Tuesday, December 15, 2015

The Realist and The Optimist

“You’re enough of a realist to prepare for that; but I’m enough of an optimist to hope…”1

But the realist knows.  Rarely, if ever, will they lose grip on hope for the best, even as they expect the worst.  They key is to prepare for both.  When the worst never comes, there is no greater satisfaction than when you realize all those preparations were for naught.

Lately it seems like all I do is prepare.

My clinical trial officially comes to an end today.  I’ve tried my best to avoid personal assessments on the experimental treatment.  After almost two and a half years, though, I can comfortable say either the drug doesn’t work or I was receiving the placebo (a 50/50 chance).  Personally, I hope I was in the latter, for there would be no greater satisfaction than to have spent 28 months unmedicated for such a worthy cause.  Medical science needs that comparison; regulations require that control group.  My results of will publish as one of 175+ participants, when the complete trial ends 5-6 months from now.

Now what?  My body is failing.  Apart from the obvious (I have MS), we have no firm understanding of what is sparking these issues, how long this decline will continue, whether it will improve or worsen, and so on and so on. 

I’m not quite ready to accept this without a fight, but where do I direct my focus? 
Everywhere that matters.

As this trial completes, my care moves back fully into the VA System and their exceptional MS healthcare.  There are still no viable treatments for Secondary Progressive MS yet I’ll start another new round of medications called DMTs, or disease modifying therapies, not with an attempt to recover loss but intending to reduce the chance of further attacks.  Of the four prior DMTs I have used, three led to life threatening complications.  One was tolerated well, but then stopped in support of my clinical trial.  I’ll continue treatments with options available; the hope prevails that a better option is just around the corner.

My bigger focus will be physical therapy; working to rewire and retrain lost muscle groups.  Strengthening my body will reap a host of benefits: recovering degraded function, compensating for lost muscles, or just preventing atrophy of my still-healthy pieces!

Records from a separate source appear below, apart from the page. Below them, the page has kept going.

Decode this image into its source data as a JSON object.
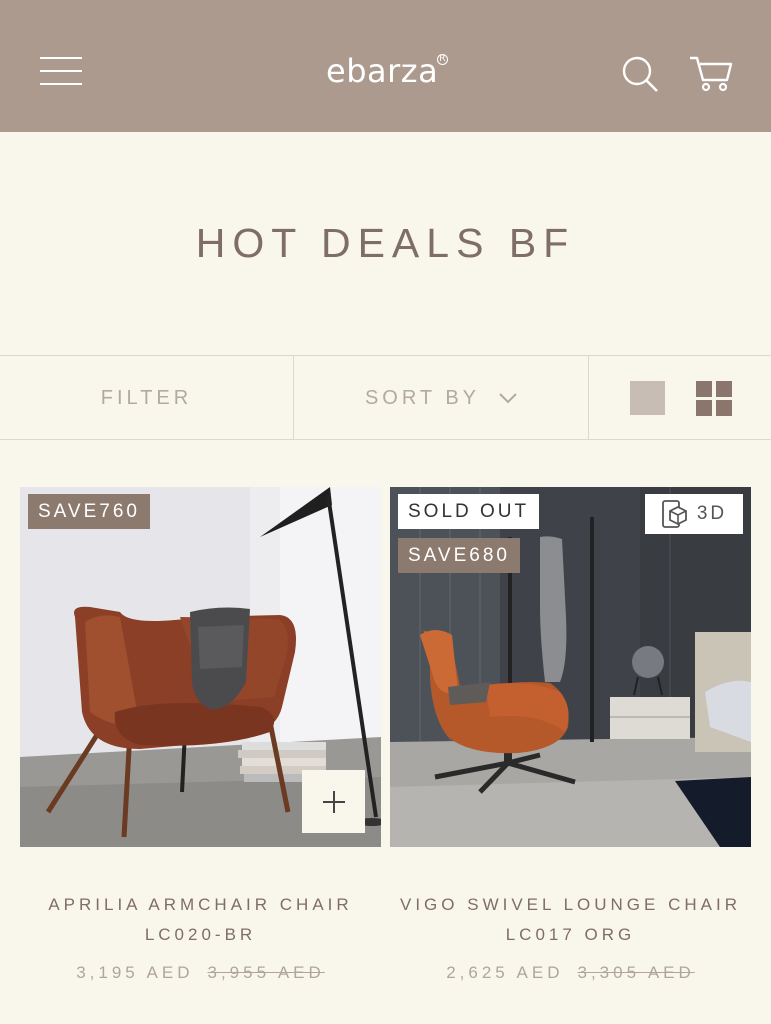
{
  "header": {
    "logo": "ebarza",
    "logo_mark": "R",
    "icons": [
      "menu-icon",
      "search-icon",
      "cart-icon"
    ],
    "background_color": "#ad9a8f"
  },
  "page": {
    "title": "HOT DEALS BF"
  },
  "toolbar": {
    "filter_label": "FILTER",
    "sort_label": "SORT BY",
    "view_modes": [
      "single-column",
      "grid"
    ]
  },
  "products": [
    {
      "badges": [
        "SAVE760"
      ],
      "name_line1": "APRILIA ARMCHAIR CHAIR",
      "name_line2": "LC020-BR",
      "price": "3,195 AED",
      "old_price": "3,955 AED",
      "quick_add": "+"
    },
    {
      "badges": [
        "SOLD OUT",
        "SAVE680"
      ],
      "view_3d_label": "3D",
      "name_line1": "VIGO SWIVEL LOUNGE CHAIR",
      "name_line2": "LC017 ORG",
      "price": "2,625 AED",
      "old_price": "3,305 AED"
    }
  ]
}
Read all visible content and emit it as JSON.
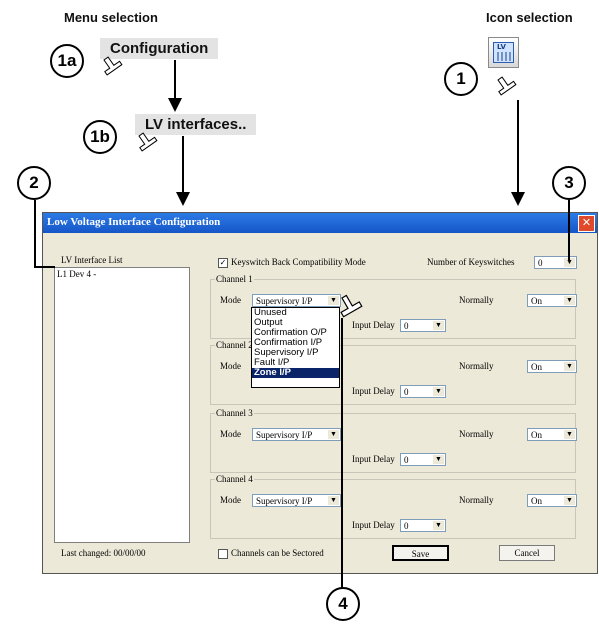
{
  "headers": {
    "menu_selection": "Menu selection",
    "icon_selection": "Icon  selection"
  },
  "menu": {
    "configuration": "Configuration",
    "lv_interfaces": "LV interfaces.."
  },
  "callouts": [
    "1a",
    "1b",
    "1",
    "2",
    "3",
    "4"
  ],
  "toolbar_icon": {
    "name": "lv-interface-icon",
    "text": "LV"
  },
  "dialog": {
    "title": "Low Voltage Interface Configuration",
    "close": "✕",
    "list_label": "LV Interface List",
    "list_items": [
      "L1 Dev 4 -"
    ],
    "keyswitch_compat": {
      "label": "Keyswitch Back Compatibility Mode",
      "checked": true
    },
    "num_keyswitches": {
      "label": "Number of Keyswitches",
      "value": "0"
    },
    "mode_label": "Mode",
    "normally_label": "Normally",
    "input_delay_label": "Input Delay",
    "channels": [
      {
        "label": "Channel 1",
        "mode": "Supervisory I/P",
        "normally": "On",
        "input_delay": "0"
      },
      {
        "label": "Channel 2",
        "mode": "Supervisory I/P",
        "normally": "On",
        "input_delay": "0"
      },
      {
        "label": "Channel 3",
        "mode": "Supervisory I/P",
        "normally": "On",
        "input_delay": "0"
      },
      {
        "label": "Channel 4",
        "mode": "Supervisory I/P",
        "normally": "On",
        "input_delay": "0"
      }
    ],
    "mode_options": [
      "Unused",
      "Output",
      "Confirmation O/P",
      "Confirmation I/P",
      "Supervisory I/P",
      "Fault I/P",
      "Zone I/P"
    ],
    "mode_selected": "Zone I/P",
    "last_changed": "Last changed: 00/00/00",
    "sectored": {
      "label": "Channels can be Sectored",
      "checked": false
    },
    "save": "Save",
    "cancel": "Cancel"
  },
  "colors": {
    "titlebar": "#1656c8",
    "dialog_bg": "#ece9d8",
    "selection": "#0a246a",
    "menu_bg": "#e3e3e3"
  }
}
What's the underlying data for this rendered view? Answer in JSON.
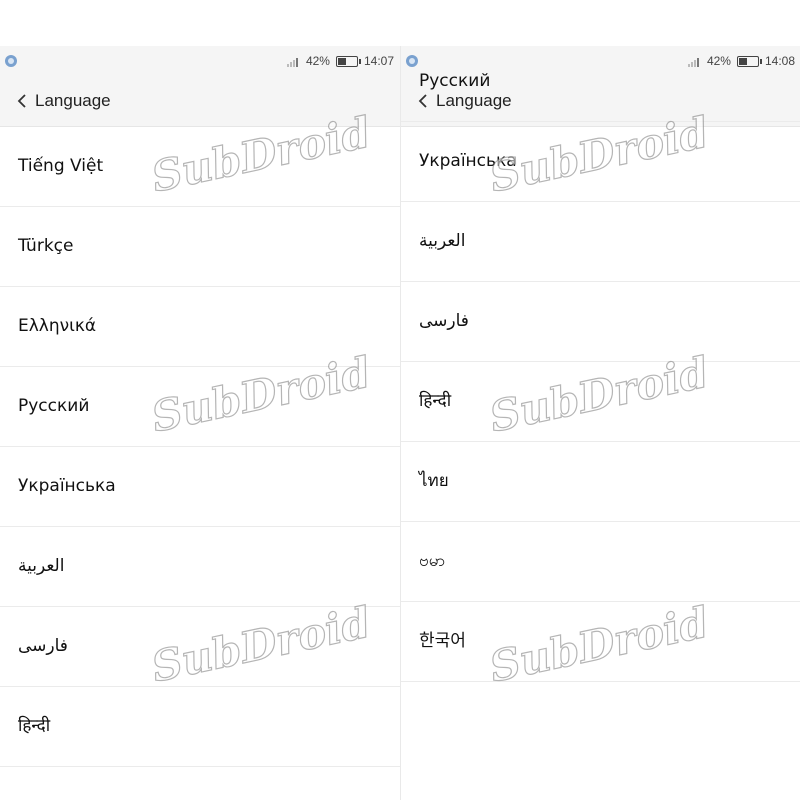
{
  "watermark": "SubDroid",
  "screens": [
    {
      "status": {
        "battery": "42%",
        "time": "14:07"
      },
      "title": "Language",
      "languages": [
        "Tiếng Việt",
        "Türkçe",
        "Ελληνικά",
        "Русский",
        "Українська",
        "العربية",
        "فارسی",
        "हिन्दी"
      ]
    },
    {
      "status": {
        "battery": "42%",
        "time": "14:08"
      },
      "title": "Language",
      "languages": [
        "Русский",
        "Українська",
        "العربية",
        "فارسی",
        "हिन्दी",
        "ไทย",
        "ဗမာ",
        "한국어"
      ]
    }
  ],
  "icons": {
    "notification": "app-notification-icon",
    "signal": "signal-icon",
    "battery": "battery-icon",
    "back": "chevron-left-icon"
  },
  "colors": {
    "statusbar_bg": "#f5f5f5",
    "divider": "#ebebeb",
    "text": "#111111"
  }
}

Everything I do must focus on is preparation for the best and worst possible outcomes: preparing my body, our family, and my mind for the day we find a cure for my MS just as I prepare for the persistent and worsening conditions I am facing.  Starting the beginning of January, I will take time off from work.  As of now I have no idea how long I will stay out on short term disability.  This is the third interruption to my professional careers.  Fortunately, as this round is more of a ‘controlled crash’ scenario, I start out in the best position to remain focused on our fight. 

2016 will surely be a year unlike any before.  I’ll avoid clichés about reminiscences or resolutions.  Instead, I’ll look to when I realize my satisfaction; when I update all my friends with a glorious boom of “2016 was a year unlike any before.  Thank you all for helping us achieve so much!”

One final note:
2015 was a year unlike any before.  Thank you all for helping us achieve so much!  I think Brie and I have reached out to everyone with our 2015 thank you card.  If it didn’t get it to you, something got mixed up somewhere.  Please let me know and I’ll fix it ASAP.  We are so truly grateful for what you all have done for me, as well as everyone fighting MS.

The fight is not over and it won’t be over until a cure is found.
It will never stop…nor will we
It will never quit…nor will we
This is why we fight!

Never Stop… Never Quit…®
Kevin Byrne
Portland, OR



1Blehm, E 2009, The Only Thing Worth Dying For (P.S.), Kindle Edition, accessed 14 December 2015 from Amazon.com. 

Never Stop... Never Quit... Reg. U.S. Pat. & Tm. Off.